The opaqueness of medical pricing   Recently updated !


Go to almost any business for a product or service, and you can expect to be told what it will cost you, or at least to get a plausible estimate. The big exception is medicine. You’re never told what anything will cost. If you press your provider, the best you’ll get is a spread of a couple of orders of magnitude. People sometimes get hit with huge charges that they weren’t prepared for.

I recently experienced a bit of this. My medical provider billed me for $630 for a routine blood test as part of an annual physical. This came as a complete surprise. I called the billing department, and the man who took my call said that I should have been billed only for the copay, with insurance covering the rest. He filed an inquiry on it, which he said might take a couple of weeks to process. This left a big question open: Do blood tests by my provider routinely cost over $600? That’s a lot, regardless of whether I’m paying for it or Medicare is. Since he was working for billing, he wasn’t able to answer that question.

I called my provider. None of the voice mail options included “to ask what the hell is going on, press …” so I picked one. With a long wait time, I opted to let them call me back, and they did within a couple of hours. The woman who called me couldn’t help with my question, but she’d have someone who might be able to help call me.

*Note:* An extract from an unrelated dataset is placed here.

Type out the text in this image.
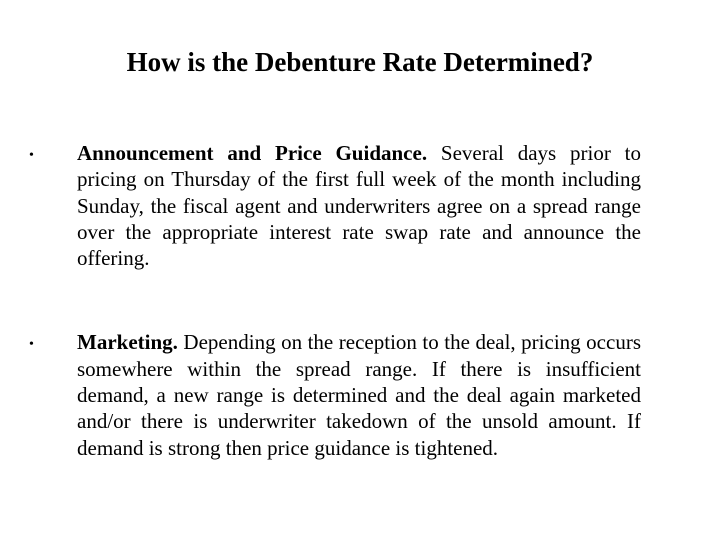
How is the Debenture Rate Determined?
• Announcement and Price Guidance. Several days prior to pricing on Thursday of the first full week of the month including Sunday, the fiscal agent and underwriters agree on a spread range over the appropriate interest rate swap rate and announce the offering.
• Marketing. Depending on the reception to the deal, pricing occurs somewhere within the spread range. If there is insufficient demand, a new range is determined and the deal again marketed and/or there is underwriter takedown of the unsold amount. If demand is strong then price guidance is tightened.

That call never came, but I got an email later in the day saying that all but a few dollars were being refunded to me. No explanation. No apology. Some people might think all they can do is swallow the cost, and most likely their improper charges won’t ever be corrected.

This is how American healthcare works. The basic problem is that the patient is, as they say about social media, the product, not the customer. Insurance companies are the customers. Providers assume that costs concern only the insurer. Given that insurance is directly involved in almost every transaction, it’s not an unreasonable assumption. Medical providers operate under different rules from other businesses, in practice if not in law. In some cases there are plausible reasons for this. A doctor may not know what your problem is until you’re anesthetized and cut open; they can’t ask your consent for the more expensive procedure. But most cases are more routine and can be priced. Certainly a blood test which is standard with every physical can have a standard price.

The reasons for this situation go back a long way. Once upon a time, employers were given a tax deduction for employee health insurance. Individuals in general can’t deduct their insurance (with certain exceptions such as self-employment), and personal medical expenses have strong limits on what can be deducted. This has pushed the economy toward medical insurance paid for by the employer. This puts two layers of indirection, the employer and the insurer, between the patient and the provider. These layers help to create the illusion of free money, so politicians like them, but insurance is part of what an employee costs the employer. When insurance costs more, it comes out of what the wages otherwise would have been.

Politically popular actions like insurance subsidies push the market even more into insurers’ hands. Some people want a complete government takeover of medical insurance, which certainly wouldn’t cover everything people go to doctors for and would further widen the breach between patients and providers. “Medicare for all,” you say? I’m on Medicare; it didn’t help.

What would help? Several reforms are obvious, but I have no hope our dysfunctional government will seriously consider them. Require transparency in pricing, on a par with other businesses. Fix the tax laws so that patients aren’t punished for paying directly rather than using employer-provided insurance. Eliminate state-line barriers to insurance.

Until any of that happens, patients will keep getting shafted.